Yes, bisphosphonates are made from by-products of laundry detergent. And, yes, they do destroy bone and increase your risk of developing esophageal cancer.

Aren't these baby boomers going to be a lucky bunch, while Merck, Pfizer, and P & G laugh all the way to the bank.

And then those natural types, like yours truly, will do what she can to educate others on the positive health benefits of menstruation.

This is also something your Taoist teacher will tell you if you listen.

Menstruation key to bone rebuilding in anorexics

Adequate nutrition can rebuild bone mass in women with anorexia, but the restoration of normal menstrual periods appears to be necessary for fully normal bone metabolism to be recovered, a new study shows.

"Our observations may be important to an understanding of the mechanism of possible reversal of osteoporosis in anorexia nervosa, for which there is as yet no effective treatment," Dr.

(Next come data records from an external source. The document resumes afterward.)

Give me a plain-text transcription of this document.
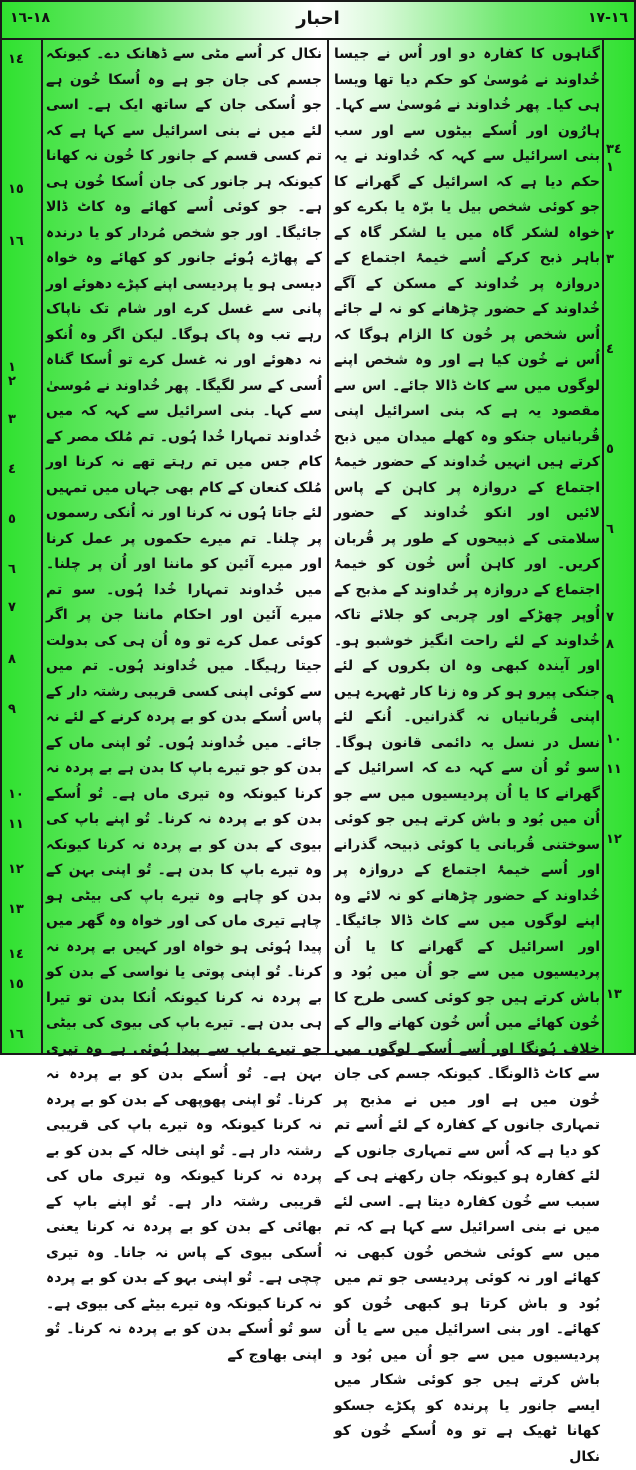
١٨-١٦	احبار	١٦-١٧
١٤
١٥
١٦
١
٢
٣
٤
٥
٦
٧
٨
٩
١٠
١١
١٢
١٣
١٤
١٥
١٦

نکال کر اُسے مٹی سے ڈھانک دے۔ کیونکہ جسم کی جان جو ہے وہ اُسکا خُون ہے جو اُسکی جان کے ساتھ ایک ہے۔ اسی لئے میں نے بنی اسرائیل سے کہا ہے کہ تم کسی قسم کے جانور کا خُون نہ کھانا کیونکہ ہر جانور کی جان اُسکا خُون ہی ہے۔ جو کوئی اُسے کھائے وہ کاٹ ڈالا جائیگا۔ اور جو شخص مُردار کو یا درندہ کے پھاڑے ہُوئے جانور کو کھائے وہ خواہ دیسی ہو یا پردیسی اپنے کپڑے دھوئے اور پانی سے غسل کرے اور شام تک ناپاک رہے تب وہ پاک ہوگا۔ لیکن اگر وہ اُنکو نہ دھوئے اور نہ غسل کرے تو اُسکا گناہ اُسی کے سر لگیگا۔ پھر خُداوند نے مُوسیٰ سے کہا۔ بنی اسرائیل سے کہہ کہ میں خُداوند تمہارا خُدا ہُوں۔ تم مُلک مصر کے کام جس میں تم رہتے تھے نہ کرنا اور مُلک کنعان کے کام بھی جہاں میں تمہیں لئے جاتا ہُوں نہ کرنا اور نہ اُنکی رسموں پر چلنا۔ تم میرے حکموں پر عمل کرنا اور میرے آئین کو ماننا اور اُن پر چلنا۔ میں خُداوند تمہارا خُدا ہُوں۔ سو تم میرے آئین اور احکام ماننا جن پر اگر کوئی عمل کرے تو وہ اُن ہی کی بدولت جیتا رہیگا۔ میں خُداوند ہُوں۔ تم میں سے کوئی اپنی کسی قریبی رشتہ دار کے پاس اُسکے بدن کو بے پردہ کرنے کے لئے نہ جائے۔ میں خُداوند ہُوں۔ تُو اپنی ماں کے بدن کو جو تیرے باپ کا بدن ہے بے پردہ نہ کرنا کیونکہ وہ تیری ماں ہے۔ تُو اُسکے بدن کو بے پردہ نہ کرنا۔ تُو اپنے باپ کی بیوی کے بدن کو بے پردہ نہ کرنا کیونکہ وہ تیرے باپ کا بدن ہے۔ تُو اپنی بہن کے بدن کو چاہے وہ تیرے باپ کی بیٹی ہو چاہے تیری ماں کی اور خواہ وہ گھر میں پیدا ہُوئی ہو خواہ اور کہیں بے پردہ نہ کرنا۔ تُو اپنی پوتی یا نواسی کے بدن کو بے پردہ نہ کرنا کیونکہ اُنکا بدن تو تیرا ہی بدن ہے۔ تیرے باپ کی بیوی کی بیٹی جو تیرے باپ سے پیدا ہُوئی ہے وہ تیری بہن ہے۔ تُو اُسکے بدن کو بے پردہ نہ کرنا۔ تُو اپنی پھوپھی کے بدن کو بے پردہ نہ کرنا کیونکہ وہ تیرے باپ کی قریبی رشتہ دار ہے۔ تُو اپنی خالہ کے بدن کو بے پردہ نہ کرنا کیونکہ وہ تیری ماں کی قریبی رشتہ دار ہے۔ تُو اپنے باپ کے بھائی کے بدن کو بے پردہ نہ کرنا یعنی اُسکی بیوی کے پاس نہ جانا۔ وہ تیری چچی ہے۔ تُو اپنی بہو کے بدن کو بے پردہ نہ کرنا کیونکہ وہ تیرے بیٹے کی بیوی ہے۔ سو تُو اُسکے بدن کو بے پردہ نہ کرنا۔ تُو اپنی بھاوج کے

گناہوں کا کفارہ دو اور اُس نے جیسا خُداوند نے مُوسیٰ کو حکم دیا تھا ویسا ہی کیا۔ پھر خُداوند نے مُوسیٰ سے کہا۔ ہارُون اور اُسکے بیٹوں سے اور سب بنی اسرائیل سے کہہ کہ خُداوند نے یہ حکم دیا ہے کہ اسرائیل کے گھرانے کا جو کوئی شخص بیل یا برّہ یا بکرے کو خواہ لشکر گاہ میں یا لشکر گاہ کے باہر ذبح کرکے اُسے خیمۂ اجتماع کے دروازہ پر خُداوند کے مسکن کے آگے خُداوند کے حضور چڑھانے کو نہ لے جائے اُس شخص پر خُون کا الزام ہوگا کہ اُس نے خُون کیا ہے اور وہ شخص اپنے لوگوں میں سے کاٹ ڈالا جائے۔ اس سے مقصود یہ ہے کہ بنی اسرائیل اپنی قُربانیاں جنکو وہ کھلے میدان میں ذبح کرتے ہیں انہیں خُداوند کے حضور خیمۂ اجتماع کے دروازہ پر کاہن کے پاس لائیں اور انکو خُداوند کے حضور سلامتی کے ذبیحوں کے طور پر قُربان کریں۔ اور کاہن اُس خُون کو خیمۂ اجتماع کے دروازہ پر خُداوند کے مذبح کے اُوپر چھڑکے اور چربی کو جلائے تاکہ خُداوند کے لئے راحت انگیز خوشبو ہو۔ اور آیندہ کبھی وہ ان بکروں کے لئے جنکی پیرو ہو کر وہ زنا کار ٹھہرے ہیں اپنی قُربانیاں نہ گذرانیں۔ اُنکے لئے نسل در نسل یہ دائمی قانون ہوگا۔ سو تُو اُن سے کہہ دے کہ اسرائیل کے گھرانے کا یا اُن پردیسیوں میں سے جو اُن میں بُود و باش کرتے ہیں جو کوئی سوختنی قُربانی یا کوئی ذبیحہ گذرانے اور اُسے خیمۂ اجتماع کے دروازہ پر خُداوند کے حضور چڑھانے کو نہ لائے وہ اپنے لوگوں میں سے کاٹ ڈالا جائیگا۔ اور اسرائیل کے گھرانے کا یا اُن پردیسیوں میں سے جو اُن میں بُود و باش کرتے ہیں جو کوئی کسی طرح کا خُون کھائے میں اُس خُون کھانے والے کے خلاف ہُونگا اور اُسے اُسکے لوگوں میں سے کاٹ ڈالونگا۔ کیونکہ جسم کی جان خُون میں ہے اور میں نے مذبح پر تمہاری جانوں کے کفارہ کے لئے اُسے تم کو دیا ہے کہ اُس سے تمہاری جانوں کے لئے کفارہ ہو کیونکہ جان رکھنے ہی کے سبب سے خُون کفارہ دیتا ہے۔ اسی لئے میں نے بنی اسرائیل سے کہا ہے کہ تم میں سے کوئی شخص خُون کبھی نہ کھائے اور نہ کوئی پردیسی جو تم میں بُود و باش کرتا ہو کبھی خُون کو کھائے۔ اور بنی اسرائیل میں سے یا اُن پردیسیوں میں سے جو اُن میں بُود و باش کرتے ہیں جو کوئی شکار میں ایسے جانور یا پرندہ کو پکڑے جسکو کھانا ٹھیک ہے تو وہ اُسکے خُون کو نکال

٣٤
١
٢
٣
٤
٥
٦
٧
٨
٩
١٠
١١
١٢
١٣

Jennifer Dominguez of Columbia University Medical Center in New York City and her colleagues conclude.

Studies in which anorexic women have been given oral contraceptives or estrogen to help restore bone mass have had mixed results, Dominguez and her team note, while the process by which bone thinning occurs in these patients is not fully understood. Further, they add in the July issue of the American Journal of Clinical Nutrition, "the role of nutrition in the recovery of bone has been underestimated."

To better understand bone loss and rebuilding in these patients, the researchers followed 28 women with anorexia nervosa who were undergoing treatment to help regain weight, comparing them to a control group of 11 healthy young women.

After just over two months on nutrition therapy, the anorexia nervosa patients showed significant increases in bone mineral density, the researchers found. Patients' levels of the protein osteocalcin, which is secreted by bone cells and is a key marker of bone formation, also rose. But levels of N-telopeptide, a marker for bone breakdown, remained abnormally high, except among eight women who began menstruating normally after recovering 90 percent of their ideal body weight.

The average bone mineral density among women who didn't begin menstruating after treatment was lower than the bone mineral density for the women who started menstruating and the healthy controls.

The findings suggest, Dominguez and her colleagues note, that women with anorexia have normal to increased rates of bone formation, but that bone breakdown outpaces bone building, resulting in loss of bone mineral density.

"Our data suggest that nutritional therapy is critical and necessary for optimal effect of other therapies," the researchers write. These drugs include antiresorptives -- drugs that block bone breakdown - and estrogen replacement therapy. In fact, they add, such treatment may not be effective until nutritional therapy has restored normal bone formation.